Background
Coccidioidal meningitis (CM) is the most severe form of disseminated coccidioidomycosis. Despite years of clinical experience, it remains a difficult condition to treat, often requiring surgical procedures, such as placement of a ventriculoperitoneal (VP) shunt in addition to lifelong anti-fungal therapy.
Methods
We performed a retrospective analysis of CM patients seen in a large referral center in Central Valley, California, from 2010–2020. Data pertinent to CM were collected and analyzed.
Results
Among 133 patients with CM identified in the 10-year period, non-adherence to antifungal therapy was noted in 43% of patients. Out of the eighty patients who underwent VP shunt placement for management of intracranial pressure, shunt failure requiring revision surgery occurred in forty-two (52.5%).

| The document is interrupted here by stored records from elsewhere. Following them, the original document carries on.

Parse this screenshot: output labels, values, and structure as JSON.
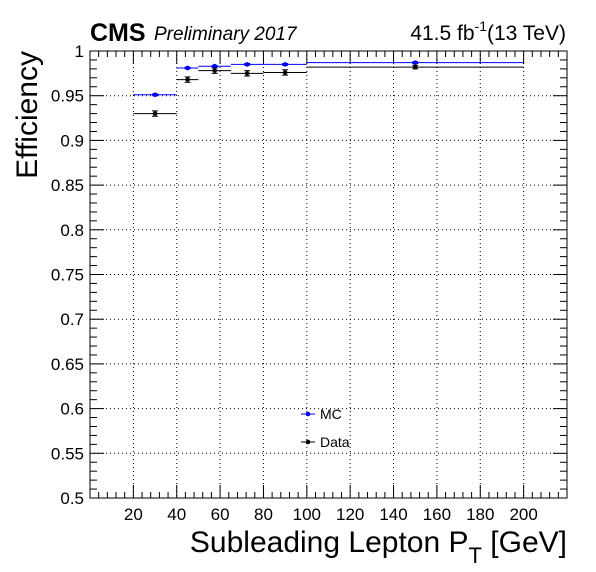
{
  "header": {
    "experiment": "CMS",
    "status": "Preliminary 2017",
    "lumi_value": "41.5 fb",
    "lumi_exp": "-1",
    "energy": "(13 TeV)"
  },
  "chart_data": {
    "type": "scatter",
    "xlabel_main": "Subleading Lepton P",
    "xlabel_sub": "T",
    "xlabel_unit": " [GeV]",
    "ylabel": "Efficiency",
    "xlim": [
      0,
      220
    ],
    "ylim": [
      0.5,
      1.0
    ],
    "x_ticks": [
      20,
      40,
      60,
      80,
      100,
      120,
      140,
      160,
      180,
      200
    ],
    "y_ticks": [
      "0.5",
      "0.55",
      "0.6",
      "0.65",
      "0.7",
      "0.75",
      "0.8",
      "0.85",
      "0.9",
      "0.95",
      "1"
    ],
    "y_tick_values": [
      0.5,
      0.55,
      0.6,
      0.65,
      0.7,
      0.75,
      0.8,
      0.85,
      0.9,
      0.95,
      1.0
    ],
    "grid": true,
    "legend_position": "bottom-center",
    "series": [
      {
        "name": "MC",
        "color": "#0000ff",
        "points": [
          {
            "xlow": 20,
            "xhigh": 40,
            "y": 0.951,
            "err": 0.001
          },
          {
            "xlow": 40,
            "xhigh": 50,
            "y": 0.981,
            "err": 0.001
          },
          {
            "xlow": 50,
            "xhigh": 65,
            "y": 0.983,
            "err": 0.001
          },
          {
            "xlow": 65,
            "xhigh": 80,
            "y": 0.985,
            "err": 0.001
          },
          {
            "xlow": 80,
            "xhigh": 100,
            "y": 0.985,
            "err": 0.001
          },
          {
            "xlow": 100,
            "xhigh": 200,
            "y": 0.987,
            "err": 0.001
          }
        ]
      },
      {
        "name": "Data",
        "color": "#000000",
        "points": [
          {
            "xlow": 20,
            "xhigh": 40,
            "y": 0.93,
            "err": 0.003
          },
          {
            "xlow": 40,
            "xhigh": 50,
            "y": 0.968,
            "err": 0.003
          },
          {
            "xlow": 50,
            "xhigh": 65,
            "y": 0.978,
            "err": 0.003
          },
          {
            "xlow": 65,
            "xhigh": 80,
            "y": 0.975,
            "err": 0.003
          },
          {
            "xlow": 80,
            "xhigh": 100,
            "y": 0.976,
            "err": 0.003
          },
          {
            "xlow": 100,
            "xhigh": 200,
            "y": 0.982,
            "err": 0.002
          }
        ]
      }
    ]
  }
}
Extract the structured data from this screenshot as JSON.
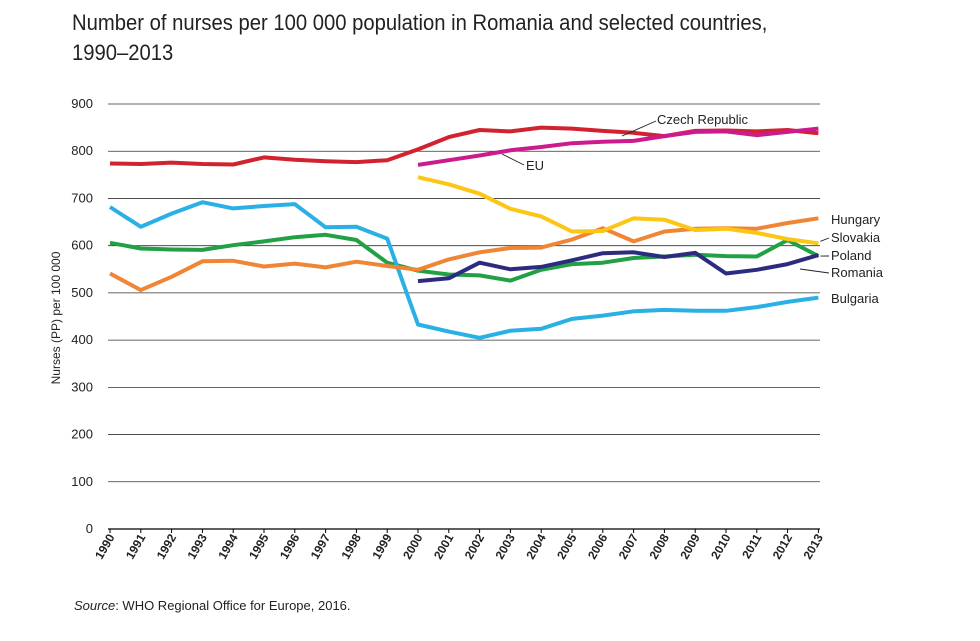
{
  "title": "Number of nurses per 100 000 population in Romania and selected countries, 1990–2013",
  "source": {
    "label": "Source",
    "text": ": WHO Regional Office for Europe, 2016."
  },
  "chart_data": {
    "type": "line",
    "title": "Number of nurses per 100 000 population in Romania and selected countries, 1990–2013",
    "ylabel": "Nurses (PP) per 100 000",
    "xlabel": "",
    "ylim": [
      0,
      900
    ],
    "yticks": [
      0,
      100,
      200,
      300,
      400,
      500,
      600,
      700,
      800,
      900
    ],
    "x": [
      "1990",
      "1991",
      "1992",
      "1993",
      "1994",
      "1995",
      "1996",
      "1997",
      "1998",
      "1999",
      "2000",
      "2001",
      "2002",
      "2003",
      "2004",
      "2005",
      "2006",
      "2007",
      "2008",
      "2009",
      "2010",
      "2011",
      "2012",
      "2013"
    ],
    "grid": "horizontal",
    "series": [
      {
        "name": "Czech Republic",
        "color": "#d1232f",
        "values": [
          774,
          773,
          776,
          773,
          772,
          787,
          782,
          779,
          777,
          781,
          804,
          830,
          845,
          842,
          850,
          848,
          843,
          839,
          832,
          843,
          844,
          842,
          845,
          838
        ]
      },
      {
        "name": "EU",
        "color": "#cc1b8c",
        "values": [
          null,
          null,
          null,
          null,
          null,
          null,
          null,
          null,
          null,
          null,
          771,
          781,
          791,
          802,
          809,
          817,
          820,
          822,
          832,
          841,
          842,
          834,
          841,
          848
        ]
      },
      {
        "name": "Hungary",
        "color": "#f08536",
        "values": [
          541,
          506,
          534,
          567,
          568,
          556,
          562,
          554,
          566,
          557,
          549,
          571,
          586,
          595,
          596,
          613,
          637,
          609,
          630,
          636,
          637,
          636,
          648,
          658
        ]
      },
      {
        "name": "Slovakia",
        "color": "#fcc615",
        "values": [
          null,
          null,
          null,
          null,
          null,
          null,
          null,
          null,
          null,
          null,
          745,
          730,
          710,
          678,
          662,
          630,
          631,
          658,
          655,
          633,
          636,
          627,
          614,
          605
        ]
      },
      {
        "name": "Poland",
        "color": "#21a045",
        "values": [
          606,
          594,
          592,
          591,
          601,
          609,
          618,
          623,
          612,
          564,
          547,
          539,
          537,
          526,
          549,
          561,
          564,
          574,
          577,
          581,
          578,
          577,
          612,
          578
        ]
      },
      {
        "name": "Romania",
        "color": "#2c2b7f",
        "values": [
          null,
          null,
          null,
          null,
          null,
          null,
          null,
          null,
          null,
          null,
          525,
          531,
          564,
          550,
          555,
          569,
          584,
          586,
          576,
          585,
          541,
          549,
          561,
          580
        ]
      },
      {
        "name": "Bulgaria",
        "color": "#2ab0e4",
        "values": [
          682,
          640,
          668,
          692,
          679,
          684,
          688,
          639,
          640,
          615,
          433,
          418,
          405,
          420,
          424,
          445,
          452,
          461,
          464,
          462,
          462,
          470,
          481,
          490
        ]
      }
    ]
  }
}
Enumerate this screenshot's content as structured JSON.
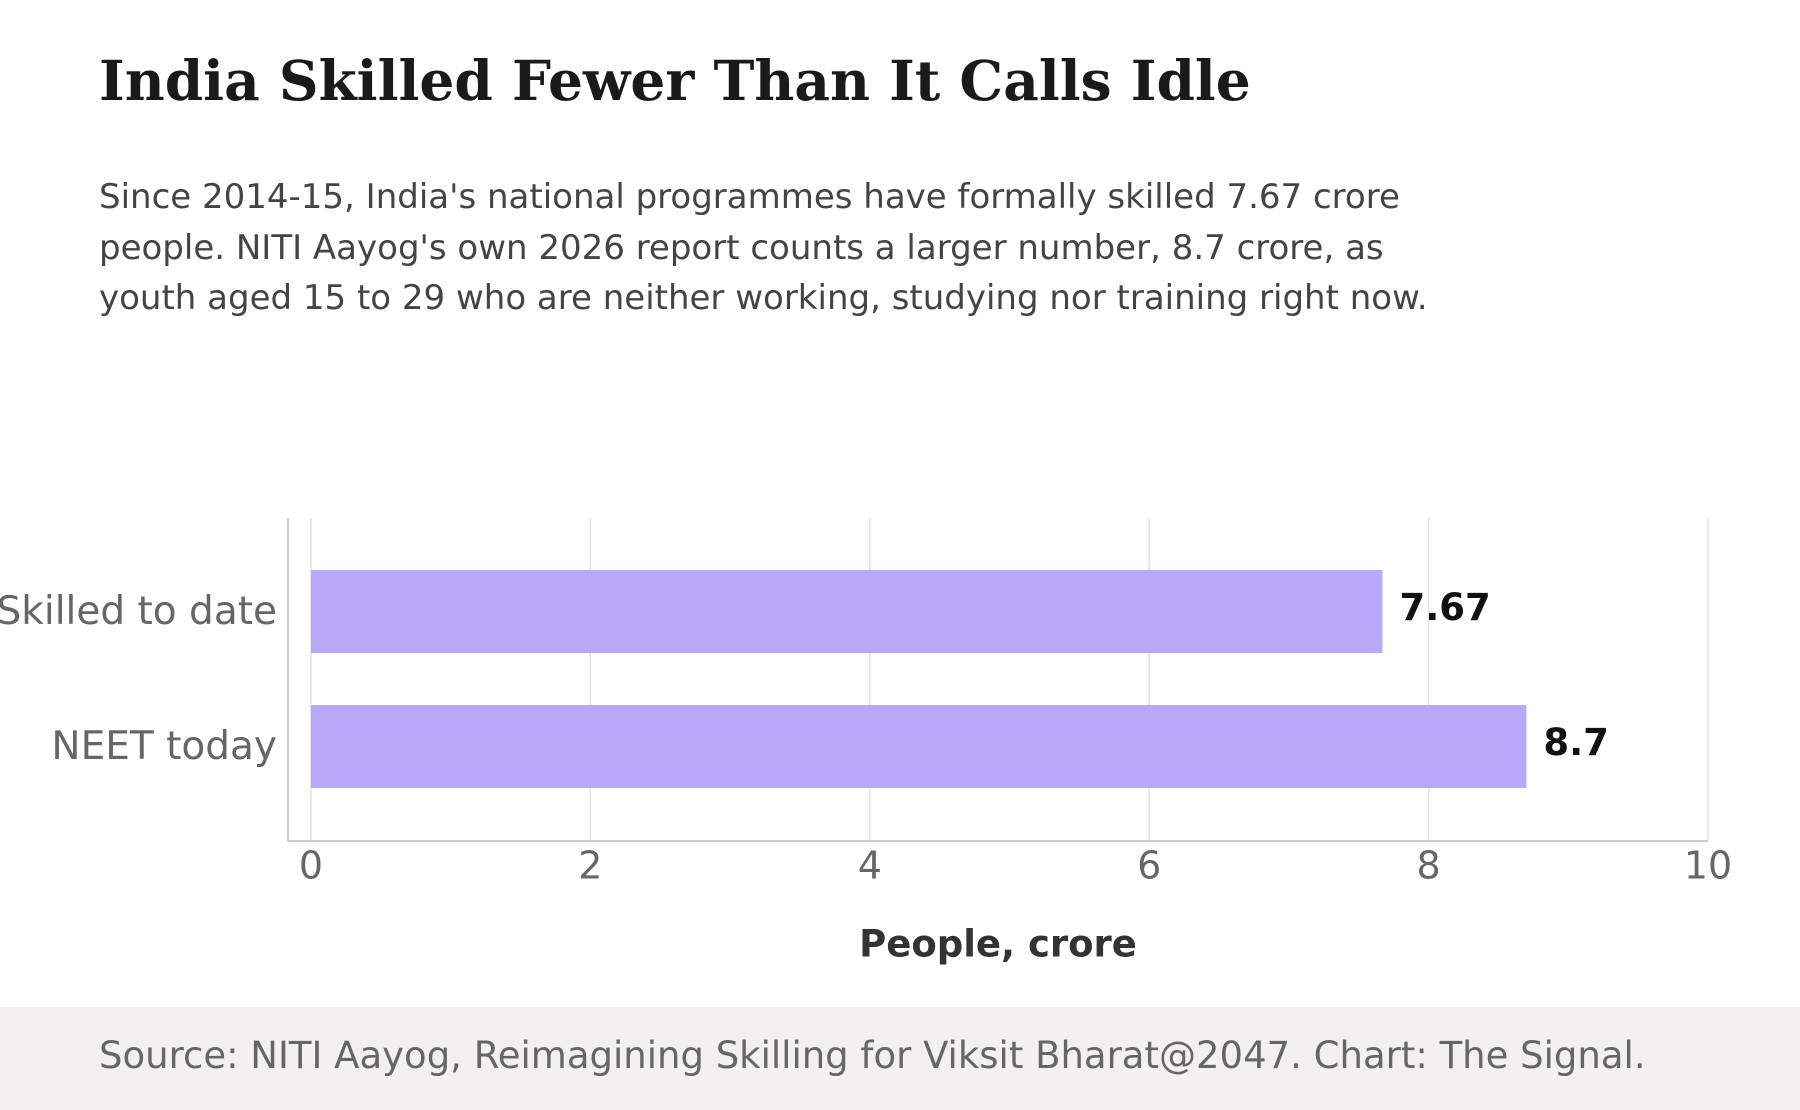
{
  "chart_data": {
    "type": "bar",
    "orientation": "horizontal",
    "title": "India Skilled Fewer Than It Calls Idle",
    "subtitle": "Since 2014-15, India's national programmes have formally skilled 7.67 crore people. NITI Aayog's own 2026 report counts a larger number, 8.7 crore, as youth aged 15 to 29 who are neither working, studying nor training right now.",
    "categories": [
      "Skilled to date",
      "NEET today"
    ],
    "values": [
      7.67,
      8.7
    ],
    "color": "#b8a9fb",
    "xlim": [
      0,
      10
    ],
    "xticks": [
      0,
      2,
      4,
      6,
      8,
      10
    ],
    "xlabel": "People, crore",
    "grid": true,
    "source": "Source: NITI Aayog, Reimagining Skilling for Viksit Bharat@2047. Chart: The Signal."
  }
}
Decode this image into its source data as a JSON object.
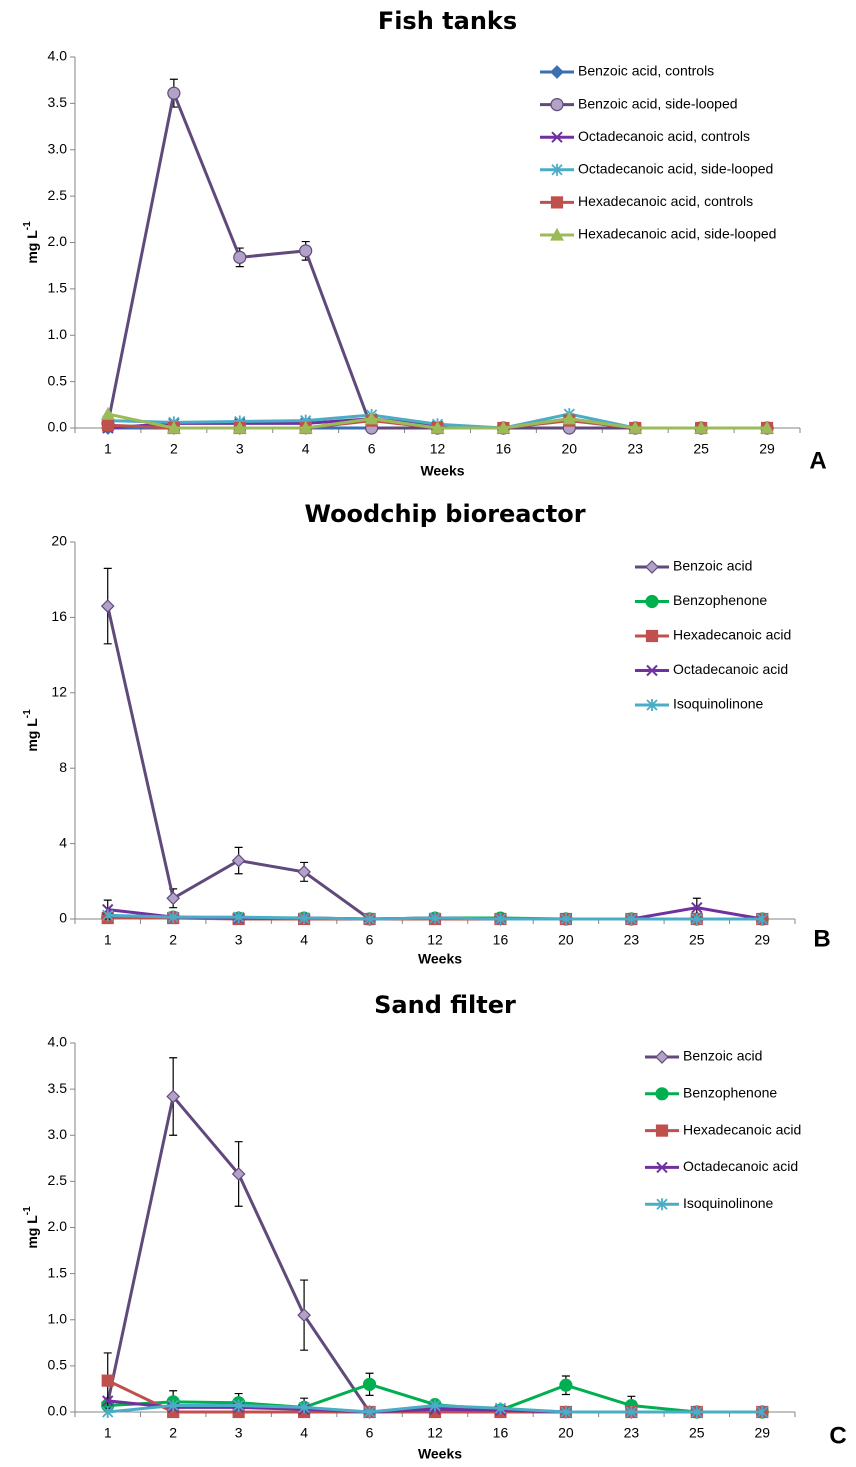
{
  "chart_data": [
    {
      "type": "line",
      "title": "Fish tanks",
      "panel_label": "A",
      "xlabel": "Weeks",
      "ylabel": "mg L",
      "ylabel_sup": "-1",
      "categories": [
        "1",
        "2",
        "3",
        "4",
        "6",
        "12",
        "16",
        "20",
        "23",
        "25",
        "29"
      ],
      "ylim": [
        0,
        4
      ],
      "yticks": [
        {
          "value": 0,
          "label": "0.0"
        },
        {
          "value": 0.5,
          "label": "0.5"
        },
        {
          "value": 1,
          "label": "1.0"
        },
        {
          "value": 1.5,
          "label": "1.5"
        },
        {
          "value": 2,
          "label": "2.0"
        },
        {
          "value": 2.5,
          "label": "2.5"
        },
        {
          "value": 3,
          "label": "3.0"
        },
        {
          "value": 3.5,
          "label": "3.5"
        },
        {
          "value": 4,
          "label": "4.0"
        }
      ],
      "series": [
        {
          "name": "Benzoic acid, controls",
          "color": "#3a6fb0",
          "marker": "diamond",
          "marker_fill": "#3a6fb0",
          "values": [
            0,
            0,
            0,
            0,
            0,
            0,
            0,
            0,
            0,
            0,
            0
          ]
        },
        {
          "name": "Benzoic acid, side-looped",
          "color": "#604a7b",
          "marker": "circle",
          "marker_fill": "#b3a2c7",
          "values": [
            0.05,
            3.61,
            1.84,
            1.91,
            0,
            0,
            0,
            0,
            0,
            0,
            0
          ],
          "errors": [
            null,
            0.15,
            0.1,
            0.1,
            null,
            null,
            null,
            null,
            null,
            null,
            null
          ]
        },
        {
          "name": "Octadecanoic acid, controls",
          "color": "#7030a0",
          "marker": "x",
          "marker_fill": "#7030a0",
          "values": [
            0,
            0.05,
            0.05,
            0.05,
            0.1,
            0.02,
            0,
            0.1,
            0,
            0,
            0
          ]
        },
        {
          "name": "Octadecanoic acid, side-looped",
          "color": "#4bacc6",
          "marker": "asterisk",
          "marker_fill": "#4bacc6",
          "values": [
            0.08,
            0.06,
            0.07,
            0.08,
            0.14,
            0.04,
            0,
            0.15,
            0,
            0,
            0
          ]
        },
        {
          "name": "Hexadecanoic acid, controls",
          "color": "#c0504d",
          "marker": "square",
          "marker_fill": "#c0504d",
          "values": [
            0.03,
            0,
            0,
            0,
            0.08,
            0,
            0,
            0.08,
            0,
            0,
            0
          ]
        },
        {
          "name": "Hexadecanoic acid, side-looped",
          "color": "#9bbb59",
          "marker": "triangle",
          "marker_fill": "#9bbb59",
          "values": [
            0.15,
            0,
            0,
            0,
            0.1,
            0,
            0,
            0.1,
            0,
            0,
            0
          ]
        }
      ]
    },
    {
      "type": "line",
      "title": "Woodchip bioreactor",
      "panel_label": "B",
      "xlabel": "Weeks",
      "ylabel": "mg L",
      "ylabel_sup": "-1",
      "categories": [
        "1",
        "2",
        "3",
        "4",
        "6",
        "12",
        "16",
        "20",
        "23",
        "25",
        "29"
      ],
      "ylim": [
        0,
        20
      ],
      "yticks": [
        0,
        4,
        8,
        12,
        16,
        20
      ],
      "series": [
        {
          "name": "Benzoic acid",
          "color": "#604a7b",
          "marker": "diamond",
          "marker_fill": "#b3a2c7",
          "values": [
            16.6,
            1.1,
            3.1,
            2.5,
            0,
            0.05,
            0,
            0,
            0,
            0,
            0
          ],
          "errors": [
            2,
            0.5,
            0.7,
            0.5,
            null,
            null,
            null,
            null,
            null,
            null,
            null
          ]
        },
        {
          "name": "Benzophenone",
          "color": "#00b050",
          "marker": "circle",
          "marker_fill": "#00b050",
          "values": [
            0.1,
            0.1,
            0.05,
            0.05,
            0,
            0.05,
            0.05,
            0,
            0,
            0,
            0
          ]
        },
        {
          "name": "Hexadecanoic acid",
          "color": "#c0504d",
          "marker": "square",
          "marker_fill": "#c0504d",
          "values": [
            0.05,
            0.05,
            0,
            0,
            0,
            0,
            0,
            0,
            0,
            0,
            0
          ]
        },
        {
          "name": "Octadecanoic acid",
          "color": "#7030a0",
          "marker": "x",
          "marker_fill": "#7030a0",
          "values": [
            0.5,
            0.1,
            0.05,
            0.05,
            0,
            0.05,
            0,
            0,
            0,
            0.6,
            0
          ],
          "errors": [
            0.5,
            null,
            null,
            null,
            null,
            null,
            null,
            null,
            null,
            0.5,
            null
          ]
        },
        {
          "name": "Isoquinolinone",
          "color": "#4bacc6",
          "marker": "asterisk",
          "marker_fill": "#4bacc6",
          "values": [
            0.2,
            0.1,
            0.1,
            0.05,
            0,
            0.05,
            0,
            0,
            0,
            0,
            0
          ]
        }
      ]
    },
    {
      "type": "line",
      "title": "Sand filter",
      "panel_label": "C",
      "xlabel": "Weeks",
      "ylabel": "mg L",
      "ylabel_sup": "-1",
      "categories": [
        "1",
        "2",
        "3",
        "4",
        "6",
        "12",
        "16",
        "20",
        "23",
        "25",
        "29"
      ],
      "ylim": [
        0,
        4
      ],
      "yticks": [
        {
          "value": 0,
          "label": "0.0"
        },
        {
          "value": 0.5,
          "label": "0.5"
        },
        {
          "value": 1,
          "label": "1.0"
        },
        {
          "value": 1.5,
          "label": "1.5"
        },
        {
          "value": 2,
          "label": "2.0"
        },
        {
          "value": 2.5,
          "label": "2.5"
        },
        {
          "value": 3,
          "label": "3.0"
        },
        {
          "value": 3.5,
          "label": "3.5"
        },
        {
          "value": 4,
          "label": "4.0"
        }
      ],
      "series": [
        {
          "name": "Benzoic acid",
          "color": "#604a7b",
          "marker": "diamond",
          "marker_fill": "#b3a2c7",
          "values": [
            0.1,
            3.42,
            2.58,
            1.05,
            0,
            0.05,
            0.03,
            0,
            0,
            0,
            0
          ],
          "errors": [
            null,
            0.42,
            0.35,
            0.38,
            null,
            null,
            null,
            null,
            null,
            null,
            null
          ]
        },
        {
          "name": "Benzophenone",
          "color": "#00b050",
          "marker": "circle",
          "marker_fill": "#00b050",
          "values": [
            0.07,
            0.11,
            0.1,
            0.05,
            0.3,
            0.08,
            0.02,
            0.29,
            0.07,
            0,
            0
          ],
          "errors": [
            0.05,
            0.12,
            0.1,
            0.1,
            0.12,
            null,
            null,
            0.1,
            0.1,
            null,
            null
          ]
        },
        {
          "name": "Hexadecanoic acid",
          "color": "#c0504d",
          "marker": "square",
          "marker_fill": "#c0504d",
          "values": [
            0.34,
            0,
            0,
            0,
            0,
            0,
            0,
            0,
            0,
            0,
            0
          ],
          "errors": [
            0.3,
            null,
            null,
            null,
            null,
            null,
            null,
            null,
            null,
            null,
            null
          ]
        },
        {
          "name": "Octadecanoic acid",
          "color": "#7030a0",
          "marker": "x",
          "marker_fill": "#7030a0",
          "values": [
            0.12,
            0.05,
            0.05,
            0.03,
            0,
            0.03,
            0.02,
            0,
            0,
            0,
            0
          ]
        },
        {
          "name": "Isoquinolinone",
          "color": "#4bacc6",
          "marker": "asterisk",
          "marker_fill": "#4bacc6",
          "values": [
            0,
            0.07,
            0.07,
            0.05,
            0,
            0.07,
            0.04,
            0,
            0,
            0,
            0
          ]
        }
      ]
    }
  ]
}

Rehospitalizations due to CM related reasons occurred in 78/133 patients (59%). Twenty-three percent of patients (n=29) died due to complications from CM, on an average 22 months after the diagnosis of CM. Encephalopathy at presentation was associated with a significantly higher risk of death.
Conclusions
CM patients in Central California are predominantly rural agricultural workers with elevated levels of poverty and low health literacy with many barriers to care leading to high rates of medication non-adherence and are lost to follow-up outpatient care. Management challenges are frequent such as failure of antifungal therapy, high rates of rehospitalization, and the need for repeated shunt revision surgeries. In addition to the development of curative new anti-fungal agents, understanding the barriers to patient adherence to care and anti-fungal therapy and identifying means to overcome such barriers is of paramount importance.